The distributive property is a key concept in algebra that allows us to multiply a single term by each term within a binomial. This technique is especially useful when multiplying binomials and is often referred to as the FOIL method for binomials, which stands for First, Outer, Inner, Last.

Here's how you apply it in practice:

• First: Multiply the first terms of each binomial together.
• Outer: Multiply the outer terms in the product.
• Inner: Multiply the inner terms.
• Last: Multiply the last terms of each binomial.

In the given exercise, we applied each part of this method to the expression \[(\sqrt{3} + 4)(\sqrt{3} - 7)\] to break it down into simpler parts before combining the results.
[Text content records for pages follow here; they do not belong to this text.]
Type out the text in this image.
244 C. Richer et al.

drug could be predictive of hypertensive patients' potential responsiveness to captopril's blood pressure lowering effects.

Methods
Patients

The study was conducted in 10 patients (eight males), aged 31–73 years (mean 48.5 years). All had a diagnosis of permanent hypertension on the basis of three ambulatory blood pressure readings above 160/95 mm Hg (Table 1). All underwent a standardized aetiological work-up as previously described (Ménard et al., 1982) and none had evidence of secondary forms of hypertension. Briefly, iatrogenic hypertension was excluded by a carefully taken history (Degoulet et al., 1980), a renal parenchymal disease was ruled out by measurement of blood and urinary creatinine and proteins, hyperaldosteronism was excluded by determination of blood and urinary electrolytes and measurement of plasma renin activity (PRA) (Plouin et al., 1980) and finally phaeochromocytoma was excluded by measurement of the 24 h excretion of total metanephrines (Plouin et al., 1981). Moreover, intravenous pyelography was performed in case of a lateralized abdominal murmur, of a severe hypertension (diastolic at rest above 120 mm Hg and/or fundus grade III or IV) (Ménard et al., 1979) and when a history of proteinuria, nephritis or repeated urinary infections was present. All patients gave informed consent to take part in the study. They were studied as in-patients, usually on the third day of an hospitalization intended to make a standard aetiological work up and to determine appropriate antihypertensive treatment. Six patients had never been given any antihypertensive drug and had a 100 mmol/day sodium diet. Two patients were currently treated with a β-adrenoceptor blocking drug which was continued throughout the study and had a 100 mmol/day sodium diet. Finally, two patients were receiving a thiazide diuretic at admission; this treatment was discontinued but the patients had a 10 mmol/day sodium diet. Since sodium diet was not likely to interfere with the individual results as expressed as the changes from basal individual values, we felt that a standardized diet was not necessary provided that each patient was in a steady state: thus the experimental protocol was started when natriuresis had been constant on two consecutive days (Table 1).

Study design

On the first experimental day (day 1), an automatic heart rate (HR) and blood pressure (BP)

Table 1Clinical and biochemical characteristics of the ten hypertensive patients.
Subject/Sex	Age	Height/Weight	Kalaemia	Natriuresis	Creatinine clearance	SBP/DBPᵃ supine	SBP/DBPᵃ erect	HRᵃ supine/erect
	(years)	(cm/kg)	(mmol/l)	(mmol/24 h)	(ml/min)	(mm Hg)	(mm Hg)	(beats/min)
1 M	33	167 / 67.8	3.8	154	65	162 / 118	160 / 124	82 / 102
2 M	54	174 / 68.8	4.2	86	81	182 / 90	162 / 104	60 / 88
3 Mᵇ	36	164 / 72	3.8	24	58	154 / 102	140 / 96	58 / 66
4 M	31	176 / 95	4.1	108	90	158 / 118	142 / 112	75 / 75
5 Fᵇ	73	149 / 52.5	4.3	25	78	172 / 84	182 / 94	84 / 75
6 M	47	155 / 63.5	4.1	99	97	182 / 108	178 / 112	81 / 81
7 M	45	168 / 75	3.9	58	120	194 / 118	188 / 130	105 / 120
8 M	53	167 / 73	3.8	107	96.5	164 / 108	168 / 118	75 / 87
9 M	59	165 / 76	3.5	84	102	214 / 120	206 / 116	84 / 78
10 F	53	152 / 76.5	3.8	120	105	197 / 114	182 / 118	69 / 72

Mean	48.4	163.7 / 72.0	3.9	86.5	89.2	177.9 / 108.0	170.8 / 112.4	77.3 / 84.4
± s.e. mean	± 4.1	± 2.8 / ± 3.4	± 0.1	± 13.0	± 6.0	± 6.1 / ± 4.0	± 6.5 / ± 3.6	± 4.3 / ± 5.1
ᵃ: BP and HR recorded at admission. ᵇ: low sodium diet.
A binomial is a polynomial with exactly two terms. In the exercise, the expressions \(\sqrt{3} + 4\) and \(\sqrt{3} - 7\) are binomials. Understanding binomials is crucial because binomial multiplication is a common task in algebra which frequently leverages the distributive property.

When multiplying binomials, each term of the first binomial must be multiplied by each term of the second binomial. This ensures that all possible products are accounted for, which is essential for complete and accurate polynomial expansion.

The given example illustrates this method clearly, showing how each component of both binomials interact during multiplication.

Combining like terms is an important simplification step. After applying the distributive property, you often end up with expressions containing similar terms that can be combined. Like terms are terms that contain the same variable raised to the same power.

In this exercise, after using the distributive property, we obtained terms like \(-7\sqrt{3}\) and \(4\sqrt{3}\). Both are considered 'like terms' because they contain the same radical expression \(\sqrt{3}\).

• We combined these by adding the coefficients together: \(-7 + 4 = -3\).
• This resulted in \(-3\sqrt{3}\).

Alongside simplifying constants, like combining \(3 - 28\) to get \(-25\), combining like terms refines the expression to its simplest form, \(-25 - 3\sqrt{3}\).